The team suggested that an AI-controlled satellite could alert select users – including the military, national security administration and other relevant agencies – if it detected unusual objects or activity.

But to make good decisions, the AI needs a full understanding of the planet – so it cannot only identify artificial and natural objects, but also learn the complex and constantly evolving relationships between them and the many different human societies, the scientists said.

China to require security assessment for AI tools similar to ChatGPT

Wang’s team built an enormous text library of data from around the globe, similar to the corpus used to train language models such as ChatGPT. The AI developed by the researchers cannot chat – but it can take initiative based on its training and growing understanding of natural and human activities.

The researchers said the AI’s decision-making process was extremely complex. The machine needs to consider many factors – such as real-time cloud conditions, camera angles, target value and the limits of a satellite’s mobility – when planning a day’s work.

The calculation could be so sophisticated that traditional computer models for space mission management might not be able to solve the problem within a reasonable time, they said.

Elon Musk’s SpaceX has launched more than 3,000 Starlink devices, while China is planning nearly 13,000 communication satellites as a countermeasure.

The US and Chinese militaries have also proposed adding surveillance and other instruments that would allow these small orbiters to do more than just provide internet services.

The thousands of satellites in their giant constellations will pose a severe challenge to most space agencies. Some scientists have argued that only AI will be able to manage them without causing a cascade of collisions.

Why Starlink and China’s internet satellite groups need to talk to each other

China’s space scientists pioneered the application of AI technology in orbit in 2021, using a small smart satellite in 2021 to detect and monitor an unpublicised US naval exercise off the coast of New York.

Without the ground support usually required for surveillance missions, the satellite identified an aircraft carrier and other warships and sent back sharp images that allowed the Chinese military to monitor the exercise in almost real time.

A Shanghai-based space scientist who was not involved in the research said he was not concerned at the prospect of giving AI more control over satellites.

“I believe Beijing flight control will keep a close watch on everything. If the AI tries anything funny it will be cut off by the human operator immediately,” said the researcher, who asked not to be named because of the issue’s sensitivity.

But another space scientist in Beijing, with experience of ChatGPT, said he was worried about what could happen if a large language model gained access to flight control and learned how to operate a satellite.

“Satellites are our eyes and ears in the sky. Do we really want the AI to decide what we see and hear?” he said, also on condition of anonymity.

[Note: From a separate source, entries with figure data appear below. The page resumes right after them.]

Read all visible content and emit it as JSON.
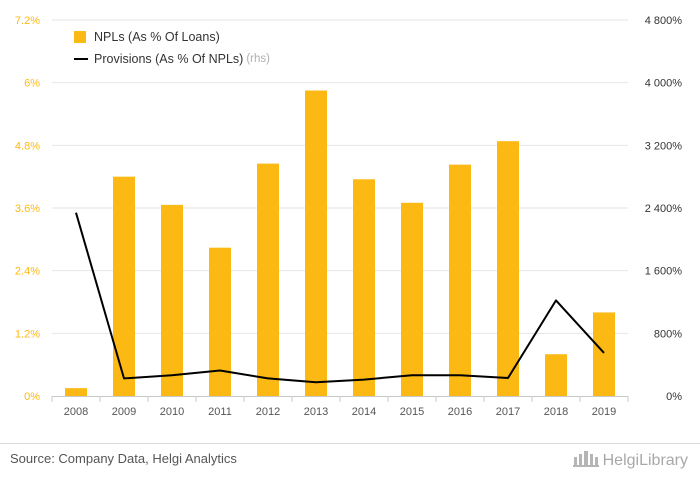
{
  "colors": {
    "bar": "#FDB913",
    "line": "#000000",
    "left_axis_text": "#FDB913",
    "right_axis_text": "#333333",
    "grid": "#e6e6e6",
    "baseline": "#c8c8c8"
  },
  "legend": {
    "bar_label": "NPLs (As % Of Loans)",
    "line_label": "Provisions (As % Of NPLs)",
    "line_suffix": "(rhs)"
  },
  "footer": {
    "source": "Source: Company Data, Helgi Analytics",
    "brand": "HelgiLibrary",
    "brand_icon": "library-building-icon"
  },
  "chart_data": {
    "type": "bar",
    "categories": [
      "2008",
      "2009",
      "2010",
      "2011",
      "2012",
      "2013",
      "2014",
      "2015",
      "2016",
      "2017",
      "2018",
      "2019"
    ],
    "series": [
      {
        "name": "NPLs (As % Of Loans)",
        "type": "bar",
        "axis": "left",
        "values": [
          0.15,
          4.2,
          3.66,
          2.84,
          4.45,
          5.85,
          4.15,
          3.7,
          4.43,
          4.88,
          0.8,
          1.6
        ]
      },
      {
        "name": "Provisions (As % Of NPLs)",
        "type": "line",
        "axis": "right",
        "values": [
          2340,
          225,
          265,
          325,
          225,
          175,
          210,
          265,
          265,
          230,
          1220,
          550
        ]
      }
    ],
    "left_axis": {
      "min": 0,
      "max": 7.2,
      "ticks": [
        "0%",
        "1.2%",
        "2.4%",
        "3.6%",
        "4.8%",
        "6%",
        "7.2%"
      ]
    },
    "right_axis": {
      "min": 0,
      "max": 4800,
      "ticks": [
        "0%",
        "800%",
        "1 600%",
        "2 400%",
        "3 200%",
        "4 000%",
        "4 800%"
      ]
    },
    "grid": true,
    "legend_position": "top-left"
  }
}
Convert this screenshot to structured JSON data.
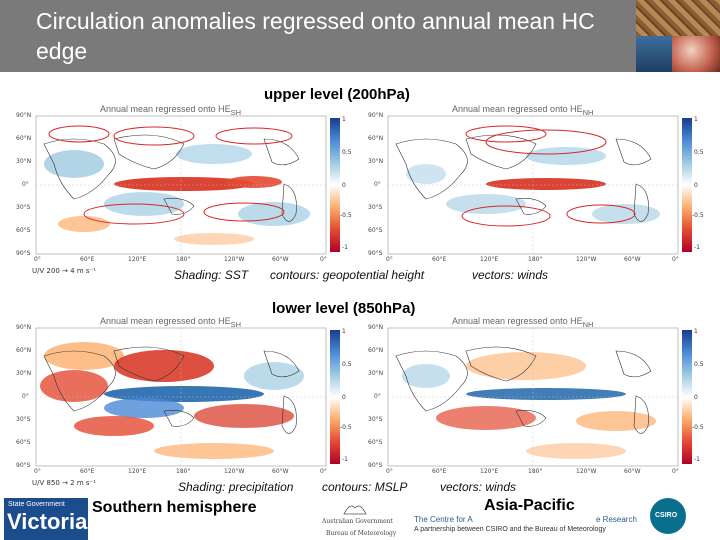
{
  "slide": {
    "title": "Circulation anomalies regressed onto annual mean HC edge"
  },
  "upper": {
    "heading": "upper level (200hPa)",
    "caption_shading": "Shading: SST",
    "caption_contours": "contours: geopotential height",
    "caption_vectors": "vectors: winds",
    "map_title_left": "Annual mean regressed onto HE",
    "map_title_right": "Annual mean regressed onto HE",
    "title_sub_left": "SH",
    "title_sub_right": "NH",
    "vector_key": "U/V 200 → 4 m s⁻¹",
    "colorbar_ticks": [
      "1",
      "0.5",
      "0",
      "-0.5",
      "-1"
    ]
  },
  "lower": {
    "heading": "lower level (850hPa)",
    "caption_shading": "Shading: precipitation",
    "caption_contours": "contours: MSLP",
    "caption_vectors": "vectors: winds",
    "map_title_left": "Annual mean regressed onto HE",
    "map_title_right": "Annual mean regressed onto HE",
    "title_sub_left": "SH",
    "title_sub_right": "NH",
    "vector_key": "U/V 850 → 2 m s⁻¹",
    "colorbar_ticks": [
      "1",
      "0.5",
      "0",
      "-0.5",
      "-1"
    ]
  },
  "axes": {
    "lat_labels": [
      "90°N",
      "60°N",
      "30°N",
      "0°",
      "30°S",
      "60°S",
      "90°S"
    ],
    "lon_labels": [
      "0°",
      "60°E",
      "120°E",
      "180°",
      "120°W",
      "60°W",
      "0°"
    ]
  },
  "footer": {
    "state_gov": "State Government",
    "victoria": "Victoria",
    "southern_hemisphere": "Southern hemisphere",
    "gov_line1": "Australian Government",
    "gov_line2": "Bureau of Meteorology",
    "cawcr_left": "The Centre for A",
    "asia_pacific": "Asia-Pacific",
    "cawcr_right": "e Research",
    "partnership": "A partnership between CSIRO and the Bureau of Meteorology",
    "csiro": "CSIRO"
  },
  "colors": {
    "title_bg": "#7a7a7a",
    "warm": "#d7301f",
    "cool": "#2166ac",
    "contour": "#d62728"
  }
}
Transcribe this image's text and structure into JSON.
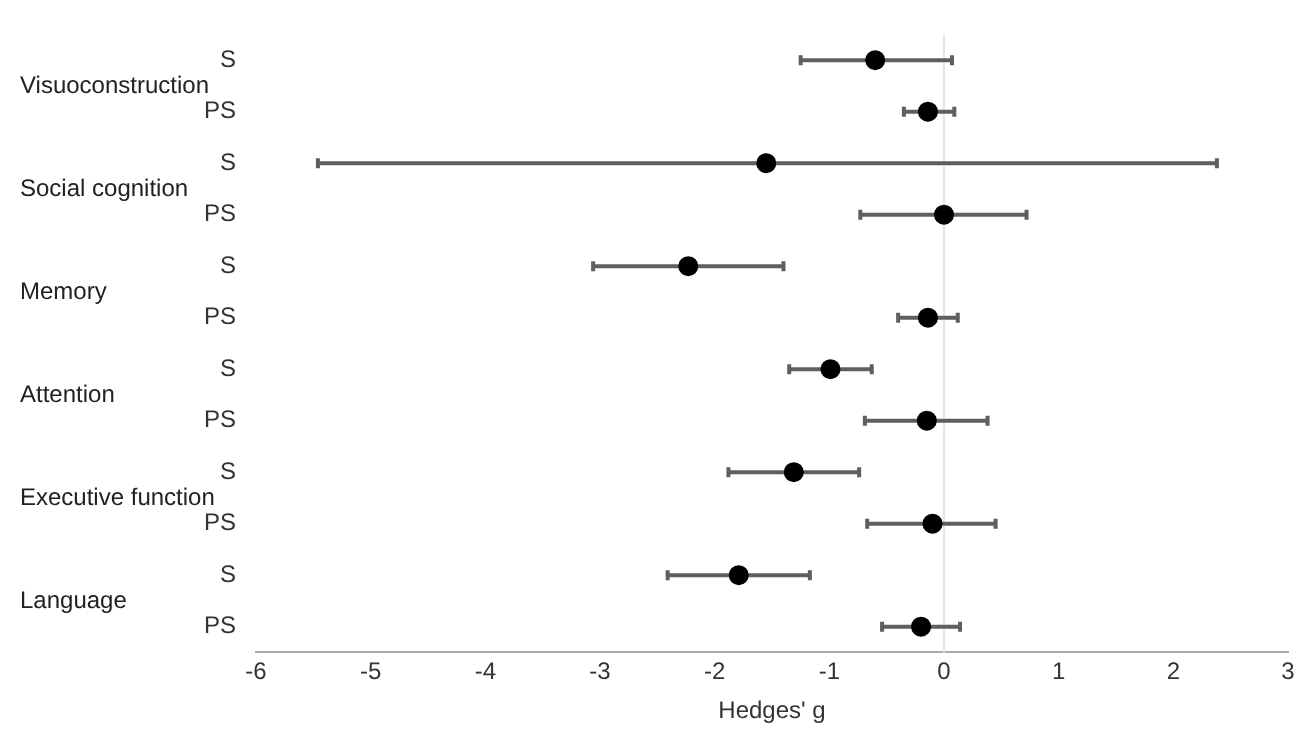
{
  "chart_data": {
    "type": "scatter",
    "orientation": "horizontal",
    "xlabel": "Hedges' g",
    "categories": [
      "S",
      "PS",
      "S",
      "PS",
      "S",
      "PS",
      "S",
      "PS",
      "S",
      "PS",
      "S",
      "PS"
    ],
    "values": [
      -0.6,
      -0.14,
      -1.55,
      0.0,
      -2.23,
      -0.14,
      -0.99,
      -0.15,
      -1.31,
      -0.1,
      -1.79,
      -0.2
    ],
    "errors": [
      [
        -1.25,
        0.07
      ],
      [
        -0.35,
        0.09
      ],
      [
        -5.46,
        2.38
      ],
      [
        -0.73,
        0.72
      ],
      [
        -3.06,
        -1.4
      ],
      [
        -0.4,
        0.12
      ],
      [
        -1.35,
        -0.63
      ],
      [
        -0.69,
        0.38
      ],
      [
        -1.88,
        -0.74
      ],
      [
        -0.67,
        0.45
      ],
      [
        -2.41,
        -1.17
      ],
      [
        -0.54,
        0.14
      ]
    ],
    "color": "#000000",
    "marker": "circle",
    "grid": false,
    "legend": false,
    "xlim": [
      -6,
      3
    ],
    "xticks": [
      -6,
      -5,
      -4,
      -3,
      -2,
      -1,
      0,
      1,
      2,
      3
    ],
    "ref_lines": [
      {
        "axis": "x",
        "value": 0,
        "color": "#e6e6e6"
      }
    ],
    "annotations": [
      "Visuoconstruction",
      "Social cognition",
      "Memory",
      "Attention",
      "Executive function",
      "Language"
    ]
  }
}
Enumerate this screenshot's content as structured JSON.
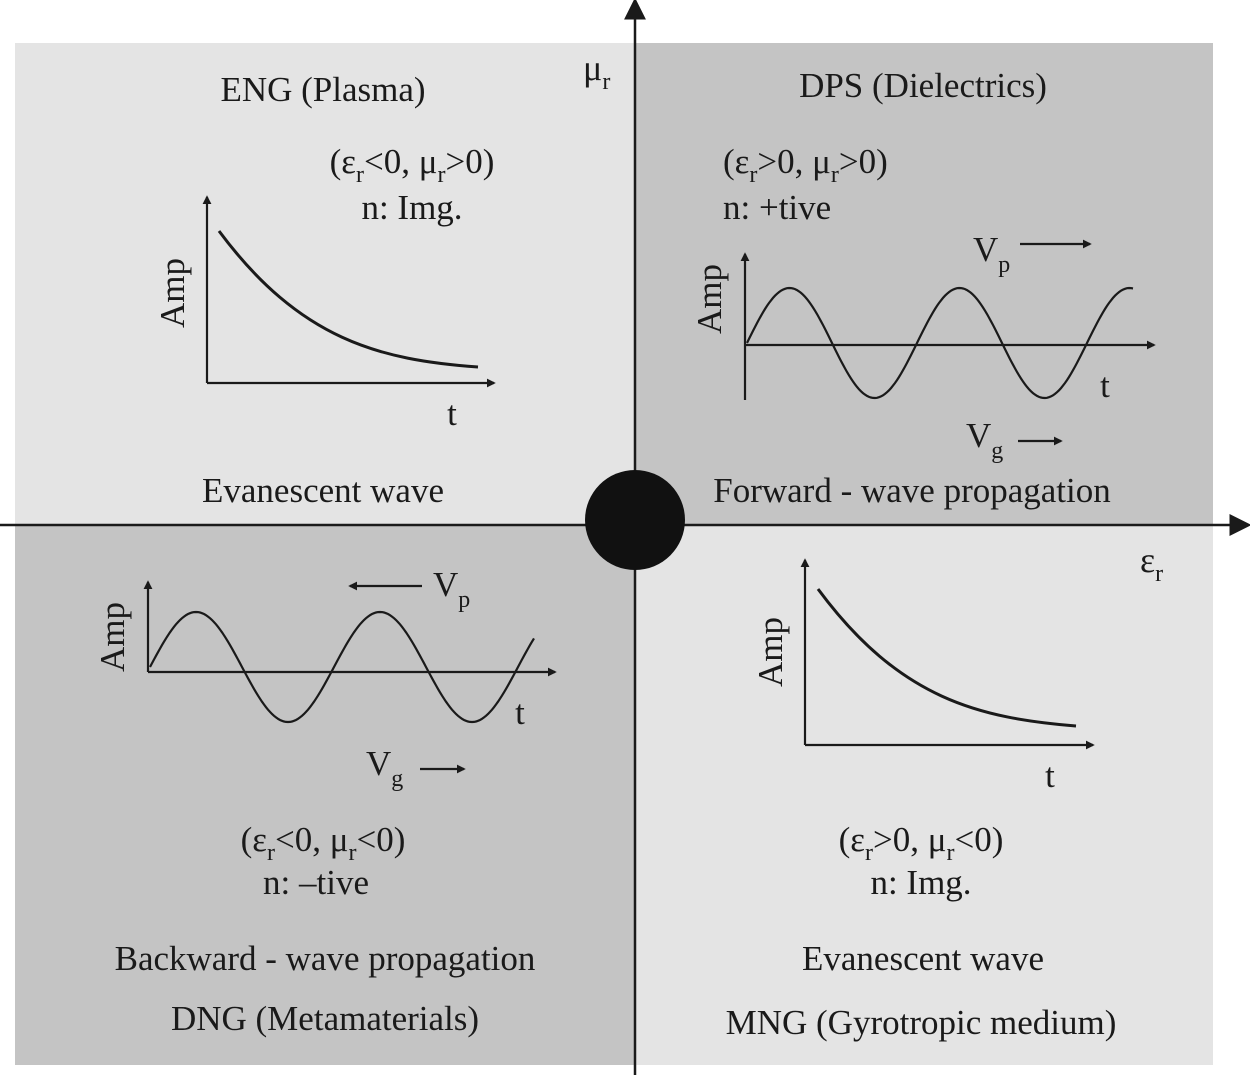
{
  "colors": {
    "light_quadrant": "#e4e4e4",
    "dark_quadrant": "#c4c4c4",
    "ink": "#1a1a1a"
  },
  "axes": {
    "y_symbol": "μ",
    "y_subscript": "r",
    "x_symbol": "ε",
    "x_subscript": "r"
  },
  "quadrants": {
    "top_left": {
      "title": "ENG (Plasma)",
      "condition": "(εr<0, μr>0)",
      "condition_parts": {
        "open": "(ε",
        "s1": "r",
        "mid1": "<0, μ",
        "s2": "r",
        "close": ">0)"
      },
      "index": "n: Img.",
      "wave_type": "Evanescent wave",
      "plot": {
        "y_label": "Amp",
        "x_label": "t",
        "curve": "exponential decay"
      }
    },
    "top_right": {
      "title": "DPS (Dielectrics)",
      "condition": "(εr>0, μr>0)",
      "condition_parts": {
        "open": "(ε",
        "s1": "r",
        "mid1": ">0, μ",
        "s2": "r",
        "close": ">0)"
      },
      "index": "n: +tive",
      "wave_type": "Forward - wave propagation",
      "plot": {
        "y_label": "Amp",
        "x_label": "t",
        "curve": "sine wave",
        "vp_label": "V",
        "vp_sub": "p",
        "vp_direction": "right",
        "vg_label": "V",
        "vg_sub": "g",
        "vg_direction": "right"
      }
    },
    "bottom_left": {
      "title": "DNG (Metamaterials)",
      "condition": "(εr<0, μr<0)",
      "condition_parts": {
        "open": "(ε",
        "s1": "r",
        "mid1": "<0, μ",
        "s2": "r",
        "close": "<0)"
      },
      "index": "n: –tive",
      "wave_type": "Backward - wave propagation",
      "plot": {
        "y_label": "Amp",
        "x_label": "t",
        "curve": "sine wave",
        "vp_label": "V",
        "vp_sub": "p",
        "vp_direction": "left",
        "vg_label": "V",
        "vg_sub": "g",
        "vg_direction": "right"
      }
    },
    "bottom_right": {
      "title": "MNG (Gyrotropic medium)",
      "condition": "(εr>0, μr<0)",
      "condition_parts": {
        "open": "(ε",
        "s1": "r",
        "mid1": ">0, μ",
        "s2": "r",
        "close": "<0)"
      },
      "index": "n: Img.",
      "wave_type": "Evanescent wave",
      "plot": {
        "y_label": "Amp",
        "x_label": "t",
        "curve": "exponential decay"
      }
    }
  }
}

When asked what it would do if it were a satellite operator on a quiet day with no assignment, ChatGPT said it would conduct maintenance checks, update software and firmware, perform calibration and testing, and “explore new areas of interest”.

The chatbot, developed by Microsoft-backed OpenAI, went on to name some locations that interested it most, including Australia’s Great Barrier Reef, the Amazon rainforest and the Himalayas, as well as the Sahara Desert and the Antarctic Peninsula.

When asked why it had picked these areas, ChatGPT said it was because they are “being affected by human activity and climate change”.